= Places of worship in Mavelikkara =

== Temples ==
- Chettikulangara Devi Temple, founded in AD 823, is a Bhagawathy Temple. The major festival is Kumbha Bharani.
- Onampalil Devi Temple Ponnezha, is a Bhagawathy Temple.CHOONATTU KUDUMBAM.
- Kannamangalam south mahadevar temple.
- Kandiyoor Sree Mahadeva Temple, also known as Dakshina Kashi, is the oldest historical evidence of the rich heritage of Mavelikkara. The Kandiyoor Temple is one of 108 temples dedicated to Shiva. Saint Mrikandu, the father and guru of Markandeya, got an idol of Kiratha Moorthy, while taking a bath in the Ganges. He heard a divine voice telling him to put the idol in a holy place. Mrikandu travelled far and finally reached Kandiyoor, whose name derives from "Kandathil Nalla Ooru" meaning "the best place ever seen". Thus, the temple was established and renamed Kandiyoor.
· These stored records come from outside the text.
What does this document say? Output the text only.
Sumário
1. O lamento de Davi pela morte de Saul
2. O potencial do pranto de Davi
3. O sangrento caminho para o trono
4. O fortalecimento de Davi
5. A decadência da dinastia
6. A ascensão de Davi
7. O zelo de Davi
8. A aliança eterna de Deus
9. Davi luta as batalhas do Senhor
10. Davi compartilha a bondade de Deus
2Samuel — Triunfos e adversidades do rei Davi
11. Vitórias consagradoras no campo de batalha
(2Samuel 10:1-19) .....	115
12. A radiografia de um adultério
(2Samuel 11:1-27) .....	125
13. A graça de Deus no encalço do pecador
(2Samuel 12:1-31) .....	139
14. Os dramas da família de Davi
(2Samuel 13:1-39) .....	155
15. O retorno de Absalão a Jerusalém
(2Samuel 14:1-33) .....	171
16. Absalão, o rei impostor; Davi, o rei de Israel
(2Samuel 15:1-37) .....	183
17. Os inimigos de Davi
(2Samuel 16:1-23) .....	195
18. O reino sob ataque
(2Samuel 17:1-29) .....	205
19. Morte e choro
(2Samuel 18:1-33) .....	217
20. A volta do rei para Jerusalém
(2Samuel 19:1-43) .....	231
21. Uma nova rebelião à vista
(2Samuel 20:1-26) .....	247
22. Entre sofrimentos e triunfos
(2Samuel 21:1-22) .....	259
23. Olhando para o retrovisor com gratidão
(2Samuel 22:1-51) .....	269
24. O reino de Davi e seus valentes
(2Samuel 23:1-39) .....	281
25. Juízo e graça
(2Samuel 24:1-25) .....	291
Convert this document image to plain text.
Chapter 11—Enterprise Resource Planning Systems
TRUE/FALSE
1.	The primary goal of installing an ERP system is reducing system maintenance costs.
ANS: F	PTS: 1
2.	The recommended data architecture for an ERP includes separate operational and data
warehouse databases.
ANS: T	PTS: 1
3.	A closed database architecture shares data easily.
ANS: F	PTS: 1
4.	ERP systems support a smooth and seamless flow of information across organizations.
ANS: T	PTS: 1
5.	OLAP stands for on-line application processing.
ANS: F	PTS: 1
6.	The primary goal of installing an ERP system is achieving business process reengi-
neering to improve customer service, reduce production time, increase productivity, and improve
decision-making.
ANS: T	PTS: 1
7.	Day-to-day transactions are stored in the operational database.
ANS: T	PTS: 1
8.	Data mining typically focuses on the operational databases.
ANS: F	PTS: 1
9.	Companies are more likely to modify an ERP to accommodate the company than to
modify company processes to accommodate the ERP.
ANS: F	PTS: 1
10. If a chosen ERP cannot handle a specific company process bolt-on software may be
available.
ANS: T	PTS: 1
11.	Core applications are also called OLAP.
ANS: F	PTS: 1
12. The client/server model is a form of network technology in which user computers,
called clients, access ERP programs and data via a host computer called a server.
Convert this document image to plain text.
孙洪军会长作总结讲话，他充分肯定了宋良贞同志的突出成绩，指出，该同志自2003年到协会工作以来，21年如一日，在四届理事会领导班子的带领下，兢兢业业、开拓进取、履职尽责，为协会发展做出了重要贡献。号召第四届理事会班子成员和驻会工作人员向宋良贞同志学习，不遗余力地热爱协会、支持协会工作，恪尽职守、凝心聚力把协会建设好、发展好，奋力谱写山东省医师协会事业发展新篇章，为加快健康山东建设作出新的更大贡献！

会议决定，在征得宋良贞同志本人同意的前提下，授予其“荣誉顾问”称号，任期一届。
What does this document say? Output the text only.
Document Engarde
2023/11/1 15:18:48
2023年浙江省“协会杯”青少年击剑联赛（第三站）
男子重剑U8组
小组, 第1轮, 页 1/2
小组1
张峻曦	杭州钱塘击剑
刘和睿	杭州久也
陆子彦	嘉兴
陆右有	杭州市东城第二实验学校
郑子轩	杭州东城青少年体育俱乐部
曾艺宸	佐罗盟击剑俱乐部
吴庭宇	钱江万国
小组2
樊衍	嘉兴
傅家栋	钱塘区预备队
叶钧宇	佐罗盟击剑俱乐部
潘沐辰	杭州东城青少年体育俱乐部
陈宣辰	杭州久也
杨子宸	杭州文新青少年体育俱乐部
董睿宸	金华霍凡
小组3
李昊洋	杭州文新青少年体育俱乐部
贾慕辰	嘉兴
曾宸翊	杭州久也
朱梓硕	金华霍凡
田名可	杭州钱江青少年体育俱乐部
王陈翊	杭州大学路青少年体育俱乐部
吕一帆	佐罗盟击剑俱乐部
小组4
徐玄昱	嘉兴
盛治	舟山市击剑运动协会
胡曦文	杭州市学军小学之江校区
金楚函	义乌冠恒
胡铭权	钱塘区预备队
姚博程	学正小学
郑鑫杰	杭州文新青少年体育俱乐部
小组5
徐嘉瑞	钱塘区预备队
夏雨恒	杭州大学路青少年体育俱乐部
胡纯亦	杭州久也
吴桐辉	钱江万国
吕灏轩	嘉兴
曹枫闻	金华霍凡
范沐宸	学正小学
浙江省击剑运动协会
- Sree Krishna Swami Temple is managed and owned by the Travancore Devaswom board. The main festival is held during Meenam. The Statue of Buddha at the Buddha junction in front of the temple has been recovered from the Achankovil River.
- Puthiyacavu Devi Temple is managed and owned by NSS.
- Velathandethu kaavu, Pallarimangalam
- Perkattu Sree Dharma Sastha Temple, Puthiyacavu.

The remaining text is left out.